I wanted to share some application performance data I have on the current event catcher / event handler for comparison to the future event switchboard architecture.
In this graph we can see the classic event storm and how a rate of events that a provider is pushing to ManageIQ is greater than this current deployment can handle for a portion of time:
The number of event messages processed off the queue matches the number put on the queue for the first 2 hours and then quickly levels off at a steady rate of around 6,400 events messages handled per hour. When it levels off, ManageIQ is putting event messages on the queue at a rate around 11,400 event messages. Once the event storm ends at hour 11 from the left side of the graph, ManageIQ continues to process the events until the queue is drained of all event messages.
On the left side of the graph the amount of queue wait time is indicated in seconds. You can see how the queuing time for handling event-based messages grows when the appliance can not handle the rate of incoming messages.
A few hours later another event storm begins, however the rate at which ManageIQ processes those event messages matches the rate at which ManageIQ can handle, thus the event messages do not excessively queue.
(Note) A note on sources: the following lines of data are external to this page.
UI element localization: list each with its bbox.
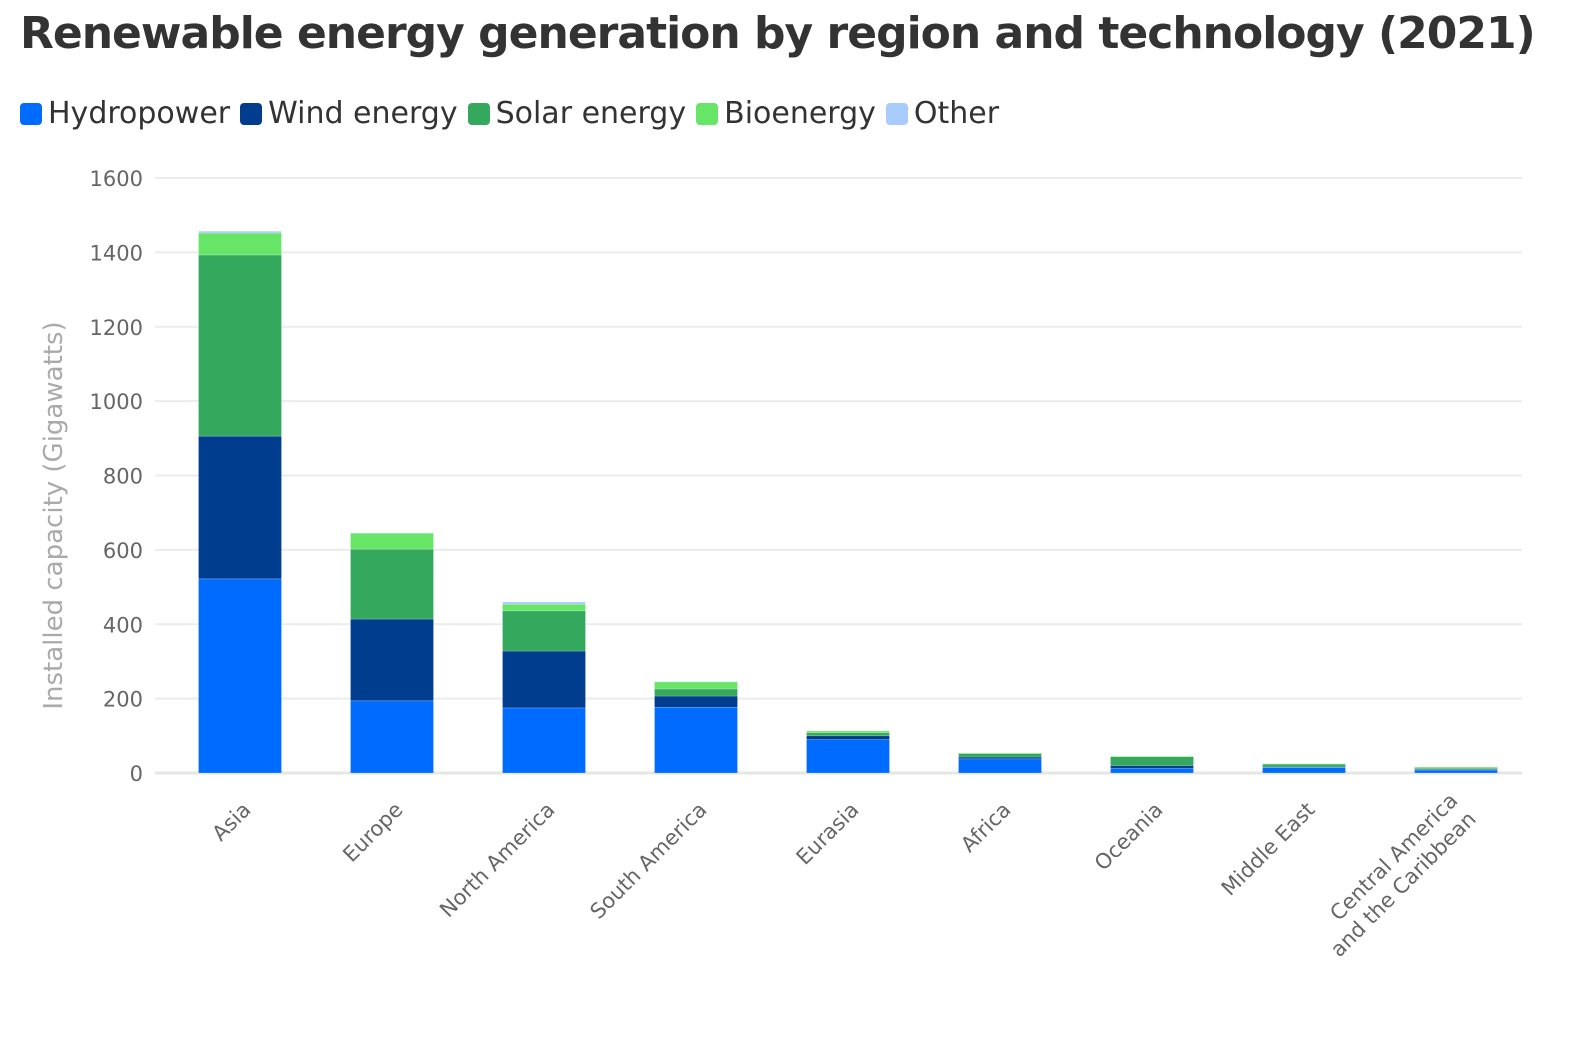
bar-segment <box>198 435 282 580</box>
x-tick-label: Eurasia <box>792 798 864 870</box>
bar-segment <box>1414 766 1498 769</box>
y-tick-label: 800 <box>103 465 143 489</box>
bar-segment <box>654 688 738 697</box>
bar-segment <box>1414 767 1498 770</box>
bar-segment <box>502 603 586 612</box>
bar-segment <box>502 610 586 652</box>
legend-swatch <box>20 102 42 125</box>
bar-segment <box>1262 763 1346 768</box>
legend-swatch <box>467 102 490 125</box>
legend-item[interactable]: Other <box>885 96 1000 131</box>
bar-segment <box>198 232 282 256</box>
bar-segment <box>1110 756 1194 766</box>
x-tick-label: Oceania <box>1090 798 1168 876</box>
legend-label: Other <box>913 96 1000 131</box>
legend-label: Solar energy <box>495 96 687 131</box>
bar-segment <box>806 730 890 734</box>
x-tick-label: Asia <box>207 798 255 846</box>
legend-swatch <box>696 102 719 125</box>
bar-segment <box>654 695 738 708</box>
legend-label: Wind energy <box>268 96 458 131</box>
y-tick-label: 200 <box>103 688 143 712</box>
x-tick-label: Europe <box>338 798 407 867</box>
bar-segment <box>198 254 282 437</box>
bar-segment <box>1262 767 1346 774</box>
y-tick-label: 1200 <box>90 316 143 340</box>
bar-segment <box>806 739 890 774</box>
x-tick-label: South America <box>585 798 711 924</box>
bar-segment <box>502 601 586 605</box>
y-axis-label: Installed capacity (Gigawatts) <box>39 321 69 709</box>
legend-item[interactable]: Wind energy <box>240 96 458 131</box>
bar-segment <box>350 700 434 774</box>
chart-title: Renewable energy generation by region an… <box>20 8 1536 59</box>
x-tick-label: Central Americaand the Caribbean <box>1307 788 1480 961</box>
bar-segment <box>958 752 1042 754</box>
bar-segment <box>502 707 586 774</box>
x-tick-label: North America <box>435 798 559 922</box>
y-tick-label: 400 <box>103 613 143 637</box>
legend-label: Hydropower <box>48 96 231 131</box>
x-tick-label: Middle East <box>1217 798 1320 901</box>
legend: Hydropower Wind energy Solar energy Bioener… <box>20 96 999 131</box>
legend-swatch <box>240 102 263 125</box>
bar-segment <box>350 532 434 550</box>
y-tick-label: 1400 <box>90 241 143 265</box>
bar-segment <box>958 756 1042 760</box>
y-tick-label: 600 <box>103 539 143 563</box>
bar-segment <box>1414 769 1498 774</box>
x-tick-label: Africa <box>956 798 1015 857</box>
bar-segment <box>958 753 1042 758</box>
y-tick-label: 1000 <box>90 390 143 414</box>
legend-item[interactable]: Bioenergy <box>696 96 876 131</box>
bar-segment <box>806 732 890 737</box>
bar-segment <box>1110 767 1194 774</box>
bar-segment <box>198 230 282 234</box>
bar-segment <box>654 706 738 774</box>
bar-segment <box>654 681 738 690</box>
legend-item[interactable]: Hydropower <box>20 96 230 131</box>
y-tick-label: 0 <box>130 762 143 786</box>
bar-segment <box>502 650 586 709</box>
y-tick-label: 1600 <box>90 167 143 191</box>
legend-label: Bioenergy <box>724 96 876 131</box>
bar-segment <box>198 578 282 774</box>
bar-segment <box>806 735 890 740</box>
bar-segment <box>350 548 434 620</box>
bar-segment <box>1110 765 1194 769</box>
bar-segment <box>350 618 434 702</box>
legend-item[interactable]: Solar energy <box>467 96 687 131</box>
legend-swatch <box>885 102 908 125</box>
bar-segment <box>958 758 1042 774</box>
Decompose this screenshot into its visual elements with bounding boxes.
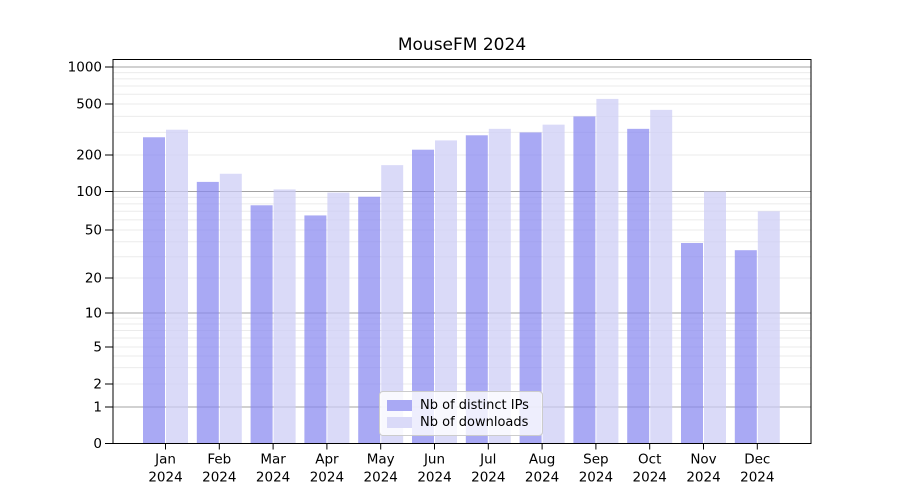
legend-swatch-distinct-ips xyxy=(387,400,412,411)
bar-ips-jan xyxy=(143,137,165,444)
bar-ips-nov xyxy=(681,243,703,444)
chart-title: MouseFM 2024 xyxy=(397,35,527,55)
bar-downloads-feb xyxy=(219,173,242,444)
x-tick-label: Jun 2024 xyxy=(417,452,451,486)
x-tick-label: Oct 2024 xyxy=(633,452,667,486)
bar-ips-aug xyxy=(519,132,542,444)
bar-ips-sep xyxy=(573,116,596,444)
x-tick-label: Nov 2024 xyxy=(686,452,720,486)
bar-ips-apr xyxy=(304,215,327,444)
bar-downloads-may xyxy=(381,165,404,444)
y-tick-label: 500 xyxy=(76,97,102,113)
y-tick-label: 5 xyxy=(93,340,102,356)
bar-ips-dec xyxy=(734,250,757,444)
y-tick-label: 100 xyxy=(76,184,102,200)
legend-swatch-downloads xyxy=(387,417,412,428)
x-tick-label: Dec 2024 xyxy=(740,452,774,486)
bar-downloads-nov xyxy=(704,191,726,444)
bar-ips-may xyxy=(358,196,381,444)
bar-downloads-jan xyxy=(166,129,188,444)
bar-ips-jul xyxy=(465,135,488,444)
x-tick-label: Apr 2024 xyxy=(310,452,344,486)
bar-downloads-mar xyxy=(273,189,296,444)
bar-downloads-jun xyxy=(435,140,457,444)
legend-item-distinct-ips: Nb of distinct IPs xyxy=(387,398,534,413)
y-tick-label: 50 xyxy=(85,223,102,239)
x-tick-label: Sep 2024 xyxy=(579,452,613,486)
bar-downloads-apr xyxy=(327,192,350,444)
bar-ips-mar xyxy=(250,205,273,444)
y-tick-label: 1 xyxy=(93,400,102,416)
x-tick-label: Jul 2024 xyxy=(471,452,505,486)
legend-label-distinct-ips: Nb of distinct IPs xyxy=(420,398,529,413)
legend-item-downloads: Nb of downloads xyxy=(387,415,534,430)
bar-ips-feb xyxy=(196,181,219,444)
y-tick-label: 20 xyxy=(85,271,102,287)
x-tick-label: May 2024 xyxy=(364,452,398,486)
y-tick-label: 10 xyxy=(85,306,102,322)
x-tick-label: Feb 2024 xyxy=(202,452,236,486)
legend-label-downloads: Nb of downloads xyxy=(420,415,529,430)
bar-ips-jun xyxy=(412,149,434,444)
plot-frame xyxy=(112,59,812,444)
bar-downloads-sep xyxy=(596,98,619,444)
y-tick-label: 0 xyxy=(93,436,102,452)
x-tick-label: Mar 2024 xyxy=(256,452,290,486)
bar-downloads-aug xyxy=(542,124,565,444)
legend: Nb of distinct IPs Nb of downloads xyxy=(379,391,543,436)
bar-downloads-dec xyxy=(757,211,780,444)
x-tick-label: Aug 2024 xyxy=(525,452,559,486)
bar-ips-oct xyxy=(627,128,650,444)
y-tick-label: 200 xyxy=(76,148,102,164)
y-tick-label: 1000 xyxy=(68,60,102,76)
y-tick-label: 2 xyxy=(93,377,102,393)
x-tick-label: Jan 2024 xyxy=(148,452,182,486)
bar-downloads-oct xyxy=(650,109,673,444)
bar-downloads-jul xyxy=(488,128,511,444)
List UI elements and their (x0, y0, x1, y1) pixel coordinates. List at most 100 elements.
I am particularly interested in if/how the event switchboard intends on handling event storms to avoid queueing as shown above. Does the event switchboard intend on providing a greater level of concurrency to handle a large number of incoming events? In this case the EventHandler is pegged at 100% user cpu usage during the event storm, perhaps we could improve the concurrency level and add another worker. This should allow this deployment to handle the storm without a growing queue time at the expense of memory for the additional worker. Thoughts?